Hiring costs rise as SMEs compensate for skills gaps
Johannesburg-based manufacturing entrepreneur Nhlamulo Hlengani, who runs a small packaging equipment assembly business, said the skills gap translates directly into delayed revenue recognition.
“When we hire graduates, we often spend three to six months retraining them before they can work independently on client orders,” he said. “During that period, projects move slower and we carry higher wage costs without matching output.”
Hlengani added that a dual-training pipeline could significantly improve operational planning.
“If new recruits arrive with real workshop exposure, it reduces supervision time and allows us to take on more contracts without increasing headcount prematurely,” he explained.

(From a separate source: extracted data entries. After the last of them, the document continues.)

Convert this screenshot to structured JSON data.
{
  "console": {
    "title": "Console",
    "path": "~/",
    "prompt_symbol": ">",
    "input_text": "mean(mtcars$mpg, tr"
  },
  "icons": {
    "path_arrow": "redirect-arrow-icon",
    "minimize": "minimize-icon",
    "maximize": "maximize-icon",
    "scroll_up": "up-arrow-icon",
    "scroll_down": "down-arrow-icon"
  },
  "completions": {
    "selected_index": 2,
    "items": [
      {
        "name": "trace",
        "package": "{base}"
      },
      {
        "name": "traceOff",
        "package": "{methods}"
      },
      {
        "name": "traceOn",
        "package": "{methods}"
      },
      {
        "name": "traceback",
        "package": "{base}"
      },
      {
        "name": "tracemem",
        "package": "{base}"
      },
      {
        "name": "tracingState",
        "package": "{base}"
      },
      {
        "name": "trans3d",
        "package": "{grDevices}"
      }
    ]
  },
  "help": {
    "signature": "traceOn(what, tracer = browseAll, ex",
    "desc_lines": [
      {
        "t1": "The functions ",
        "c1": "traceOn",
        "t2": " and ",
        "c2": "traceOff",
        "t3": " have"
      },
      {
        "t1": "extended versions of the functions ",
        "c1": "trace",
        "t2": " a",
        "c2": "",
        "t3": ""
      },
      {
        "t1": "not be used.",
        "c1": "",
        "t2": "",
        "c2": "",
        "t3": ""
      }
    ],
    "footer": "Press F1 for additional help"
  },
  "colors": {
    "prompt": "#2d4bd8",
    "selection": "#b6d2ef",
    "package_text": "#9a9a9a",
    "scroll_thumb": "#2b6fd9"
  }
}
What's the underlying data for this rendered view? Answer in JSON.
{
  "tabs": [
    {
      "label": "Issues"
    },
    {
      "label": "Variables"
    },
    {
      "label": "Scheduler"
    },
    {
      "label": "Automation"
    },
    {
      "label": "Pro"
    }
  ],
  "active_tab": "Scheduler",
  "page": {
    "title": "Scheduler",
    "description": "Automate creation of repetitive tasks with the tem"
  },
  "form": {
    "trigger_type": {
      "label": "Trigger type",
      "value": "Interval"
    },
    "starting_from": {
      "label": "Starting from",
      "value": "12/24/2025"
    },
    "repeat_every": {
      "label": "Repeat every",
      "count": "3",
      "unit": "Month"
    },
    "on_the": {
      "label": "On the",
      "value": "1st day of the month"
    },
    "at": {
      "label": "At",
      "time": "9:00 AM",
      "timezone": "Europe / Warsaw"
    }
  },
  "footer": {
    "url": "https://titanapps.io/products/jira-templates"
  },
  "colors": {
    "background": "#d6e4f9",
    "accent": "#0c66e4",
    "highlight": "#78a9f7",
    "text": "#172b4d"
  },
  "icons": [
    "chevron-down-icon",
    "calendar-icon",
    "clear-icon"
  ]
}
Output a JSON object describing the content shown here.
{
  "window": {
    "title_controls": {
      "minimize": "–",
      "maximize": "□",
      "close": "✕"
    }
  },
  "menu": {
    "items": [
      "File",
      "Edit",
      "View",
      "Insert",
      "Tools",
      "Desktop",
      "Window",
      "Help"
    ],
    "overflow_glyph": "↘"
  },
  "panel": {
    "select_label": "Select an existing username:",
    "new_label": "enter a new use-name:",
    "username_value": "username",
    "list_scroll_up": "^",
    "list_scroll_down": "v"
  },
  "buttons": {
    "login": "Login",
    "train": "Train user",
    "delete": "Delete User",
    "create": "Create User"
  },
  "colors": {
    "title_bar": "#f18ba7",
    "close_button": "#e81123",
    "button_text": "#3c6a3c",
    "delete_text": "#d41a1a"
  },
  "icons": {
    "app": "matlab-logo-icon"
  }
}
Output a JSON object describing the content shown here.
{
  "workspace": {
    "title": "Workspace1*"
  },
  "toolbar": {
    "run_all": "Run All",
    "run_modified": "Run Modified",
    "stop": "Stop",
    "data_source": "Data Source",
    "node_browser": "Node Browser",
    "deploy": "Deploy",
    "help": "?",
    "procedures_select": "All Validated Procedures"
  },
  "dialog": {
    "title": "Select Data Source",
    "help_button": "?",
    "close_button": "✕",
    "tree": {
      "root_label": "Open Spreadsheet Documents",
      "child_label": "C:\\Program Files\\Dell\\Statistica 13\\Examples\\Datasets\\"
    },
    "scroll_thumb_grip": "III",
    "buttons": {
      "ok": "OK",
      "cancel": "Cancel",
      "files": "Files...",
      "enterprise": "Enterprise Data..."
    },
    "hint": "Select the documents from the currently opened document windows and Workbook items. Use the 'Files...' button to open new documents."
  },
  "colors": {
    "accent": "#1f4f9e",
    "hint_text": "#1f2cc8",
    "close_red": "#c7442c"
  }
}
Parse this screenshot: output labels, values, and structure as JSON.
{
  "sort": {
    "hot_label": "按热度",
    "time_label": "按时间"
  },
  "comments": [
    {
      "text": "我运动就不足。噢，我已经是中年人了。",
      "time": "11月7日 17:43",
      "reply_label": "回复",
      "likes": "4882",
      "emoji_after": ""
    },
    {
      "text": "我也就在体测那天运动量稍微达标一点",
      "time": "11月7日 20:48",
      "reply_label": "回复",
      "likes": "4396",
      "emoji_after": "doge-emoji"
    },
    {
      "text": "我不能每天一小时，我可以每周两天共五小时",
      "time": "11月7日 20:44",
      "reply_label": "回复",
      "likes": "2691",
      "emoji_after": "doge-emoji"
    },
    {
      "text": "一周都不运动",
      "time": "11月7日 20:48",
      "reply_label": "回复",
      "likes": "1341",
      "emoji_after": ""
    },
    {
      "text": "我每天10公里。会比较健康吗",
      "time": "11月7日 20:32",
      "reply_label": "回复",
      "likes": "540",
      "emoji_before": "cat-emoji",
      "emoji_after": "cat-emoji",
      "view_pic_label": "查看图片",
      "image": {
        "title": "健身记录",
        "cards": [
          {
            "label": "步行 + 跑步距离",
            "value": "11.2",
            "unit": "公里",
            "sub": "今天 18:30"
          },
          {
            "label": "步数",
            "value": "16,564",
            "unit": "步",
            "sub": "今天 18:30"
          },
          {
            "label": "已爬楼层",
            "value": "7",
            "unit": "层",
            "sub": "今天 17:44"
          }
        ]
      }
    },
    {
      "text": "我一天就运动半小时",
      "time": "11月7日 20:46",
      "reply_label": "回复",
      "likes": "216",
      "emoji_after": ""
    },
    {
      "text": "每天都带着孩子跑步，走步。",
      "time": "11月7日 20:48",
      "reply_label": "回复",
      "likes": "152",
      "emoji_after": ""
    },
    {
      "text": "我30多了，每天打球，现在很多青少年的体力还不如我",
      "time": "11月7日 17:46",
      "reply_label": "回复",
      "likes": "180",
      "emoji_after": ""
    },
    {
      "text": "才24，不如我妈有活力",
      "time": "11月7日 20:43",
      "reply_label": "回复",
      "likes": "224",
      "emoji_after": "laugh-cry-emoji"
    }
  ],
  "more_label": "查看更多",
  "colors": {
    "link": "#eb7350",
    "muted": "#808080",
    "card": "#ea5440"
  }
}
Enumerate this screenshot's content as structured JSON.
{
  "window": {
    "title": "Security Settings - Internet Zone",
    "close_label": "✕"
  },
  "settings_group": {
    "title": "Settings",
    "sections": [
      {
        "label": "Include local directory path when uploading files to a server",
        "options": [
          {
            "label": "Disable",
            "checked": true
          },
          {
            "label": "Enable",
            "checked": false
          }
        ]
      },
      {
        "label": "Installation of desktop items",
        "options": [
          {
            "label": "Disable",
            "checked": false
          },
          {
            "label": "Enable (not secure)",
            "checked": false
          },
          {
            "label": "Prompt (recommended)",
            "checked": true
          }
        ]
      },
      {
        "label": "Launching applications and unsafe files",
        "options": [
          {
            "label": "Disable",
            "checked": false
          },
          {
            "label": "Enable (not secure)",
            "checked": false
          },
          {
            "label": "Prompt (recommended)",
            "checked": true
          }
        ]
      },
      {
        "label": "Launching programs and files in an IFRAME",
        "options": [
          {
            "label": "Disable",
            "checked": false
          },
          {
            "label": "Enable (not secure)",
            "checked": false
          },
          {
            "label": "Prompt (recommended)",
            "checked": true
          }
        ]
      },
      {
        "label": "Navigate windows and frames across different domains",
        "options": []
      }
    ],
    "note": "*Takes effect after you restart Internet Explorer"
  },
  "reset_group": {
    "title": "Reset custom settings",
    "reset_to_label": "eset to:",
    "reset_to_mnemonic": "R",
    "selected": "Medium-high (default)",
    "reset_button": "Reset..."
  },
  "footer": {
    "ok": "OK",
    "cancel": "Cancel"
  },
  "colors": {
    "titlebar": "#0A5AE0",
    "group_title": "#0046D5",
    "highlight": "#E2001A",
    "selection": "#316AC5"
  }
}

Similarly, Lerato Mokgadi, founder of a growing digital bookkeeping and payroll services firm based in Johannesburg’s northern suburbs, says skills misalignment increases compliance and service delivery risks.
“We receive applicants with strong theoretical knowledge but limited experience using live accounting systems,” she noted. “That means we invest in intensive onboarding programmes before they can handle client accounts, which affects billing cycles and cash flow predictability.”